The falls in the performance of the Conservatives in opposition were smaller but still significant – they dropped four points from the local elections in 1999, 2003 and 2007 in the general elections of 2001, 2005 and 2010.

The picture is even more more stark when you consider the leads that the opposition parties enjoyed as far as the local elections in 1985, 2007 and 2012 go.  In 2012, Labour enjoyed a national vote lead of seven points. They lost the 2015 election by five points. In 2007, the Conservatives had 13 point lead over Labour. They won the 2010 election by seven points.  In 1985, Labour led by seven points – which turned into a deficit of 12 points by 1987.

So that gives you an idea of the level of cushion Labour need to get in a local election two years after the last election to feel optimistic about the next election.

But because of the coming general election, voters will behave differently – although the difficulty here is that the dataset is more limited. There are only three meaningful sets of results to compare with. In 1983 and 1987, local elections were held with the expectation but not the certainty of an election that year. In fact, Labour had gone so far as to prepare a slogan and a campaign poster for a May 1987 election. In 1992, local elections took place a month after the Conservatives’ unexpected fourth election victory.

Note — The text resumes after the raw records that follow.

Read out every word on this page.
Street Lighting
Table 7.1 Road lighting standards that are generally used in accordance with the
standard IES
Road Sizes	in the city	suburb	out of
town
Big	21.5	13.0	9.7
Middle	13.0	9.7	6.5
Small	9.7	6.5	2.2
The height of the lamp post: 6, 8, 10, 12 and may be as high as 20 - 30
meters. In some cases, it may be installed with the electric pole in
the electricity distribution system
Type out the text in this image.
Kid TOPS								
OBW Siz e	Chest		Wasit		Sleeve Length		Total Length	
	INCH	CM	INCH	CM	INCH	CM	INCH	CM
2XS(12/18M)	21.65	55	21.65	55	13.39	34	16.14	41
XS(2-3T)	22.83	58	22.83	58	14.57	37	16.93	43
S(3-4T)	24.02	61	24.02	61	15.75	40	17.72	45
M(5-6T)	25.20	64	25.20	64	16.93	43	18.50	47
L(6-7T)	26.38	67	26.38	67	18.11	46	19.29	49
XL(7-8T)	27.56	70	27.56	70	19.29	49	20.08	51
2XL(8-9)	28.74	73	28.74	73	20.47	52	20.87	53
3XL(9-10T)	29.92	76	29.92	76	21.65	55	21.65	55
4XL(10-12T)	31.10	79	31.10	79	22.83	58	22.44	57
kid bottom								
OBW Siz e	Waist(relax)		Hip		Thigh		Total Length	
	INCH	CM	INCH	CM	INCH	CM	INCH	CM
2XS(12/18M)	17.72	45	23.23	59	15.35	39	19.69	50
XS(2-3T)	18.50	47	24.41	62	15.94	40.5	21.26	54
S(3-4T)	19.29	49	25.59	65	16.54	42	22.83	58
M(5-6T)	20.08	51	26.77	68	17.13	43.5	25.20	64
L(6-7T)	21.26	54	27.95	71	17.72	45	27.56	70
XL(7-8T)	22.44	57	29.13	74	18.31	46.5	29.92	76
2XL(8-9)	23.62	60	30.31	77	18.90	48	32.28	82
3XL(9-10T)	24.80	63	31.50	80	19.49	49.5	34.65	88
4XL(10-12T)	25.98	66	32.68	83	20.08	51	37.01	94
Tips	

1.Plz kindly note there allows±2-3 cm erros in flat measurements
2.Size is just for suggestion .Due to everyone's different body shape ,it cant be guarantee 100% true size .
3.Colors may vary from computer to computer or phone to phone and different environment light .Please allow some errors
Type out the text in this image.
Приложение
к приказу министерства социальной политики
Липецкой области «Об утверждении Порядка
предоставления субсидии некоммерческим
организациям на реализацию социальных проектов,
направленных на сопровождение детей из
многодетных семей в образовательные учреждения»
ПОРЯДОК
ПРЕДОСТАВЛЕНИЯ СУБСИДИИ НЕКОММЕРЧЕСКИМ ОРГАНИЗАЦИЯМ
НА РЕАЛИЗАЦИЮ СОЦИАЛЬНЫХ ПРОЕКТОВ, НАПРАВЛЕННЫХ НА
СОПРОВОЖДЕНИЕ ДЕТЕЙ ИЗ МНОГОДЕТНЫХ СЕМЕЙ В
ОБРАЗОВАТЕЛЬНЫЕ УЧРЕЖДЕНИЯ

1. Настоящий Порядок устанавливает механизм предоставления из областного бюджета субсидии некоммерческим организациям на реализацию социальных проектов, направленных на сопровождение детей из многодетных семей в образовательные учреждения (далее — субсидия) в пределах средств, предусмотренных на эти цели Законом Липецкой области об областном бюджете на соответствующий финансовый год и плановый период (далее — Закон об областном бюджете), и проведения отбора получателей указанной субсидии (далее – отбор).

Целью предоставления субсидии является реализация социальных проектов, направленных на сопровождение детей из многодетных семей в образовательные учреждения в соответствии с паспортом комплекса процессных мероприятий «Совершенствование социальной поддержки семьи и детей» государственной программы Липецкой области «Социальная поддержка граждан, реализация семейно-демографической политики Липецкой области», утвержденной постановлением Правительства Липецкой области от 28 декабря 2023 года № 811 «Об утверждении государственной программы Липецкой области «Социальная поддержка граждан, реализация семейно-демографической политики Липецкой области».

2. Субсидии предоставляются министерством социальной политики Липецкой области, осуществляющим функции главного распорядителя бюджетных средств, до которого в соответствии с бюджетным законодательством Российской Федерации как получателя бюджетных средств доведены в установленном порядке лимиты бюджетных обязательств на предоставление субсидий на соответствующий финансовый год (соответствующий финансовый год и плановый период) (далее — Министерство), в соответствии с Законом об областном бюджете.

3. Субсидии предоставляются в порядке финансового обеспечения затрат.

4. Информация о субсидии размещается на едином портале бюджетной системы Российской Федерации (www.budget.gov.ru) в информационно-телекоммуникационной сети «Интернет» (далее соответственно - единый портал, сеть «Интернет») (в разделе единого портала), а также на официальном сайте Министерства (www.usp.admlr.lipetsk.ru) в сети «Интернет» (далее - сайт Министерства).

In all three, voters behaved a lot more as if they were voting on the same day as the general election.  The Conservatives won all three sets of local elections.  But in 1983 and 1987, the governing party underperformed its general election performance, and the opposition still overperformed, but not by as great a margin.

All this by way of saying: to have a reasonable expectation of winning the election 8 June, Labour would need to win the local elections and win them well. It’s not certain- but it’s pretty damn likely that they will not get above their projected vote share from the local elections today on 8 June. It’s highly unlikely that the Tories will fall below theirs.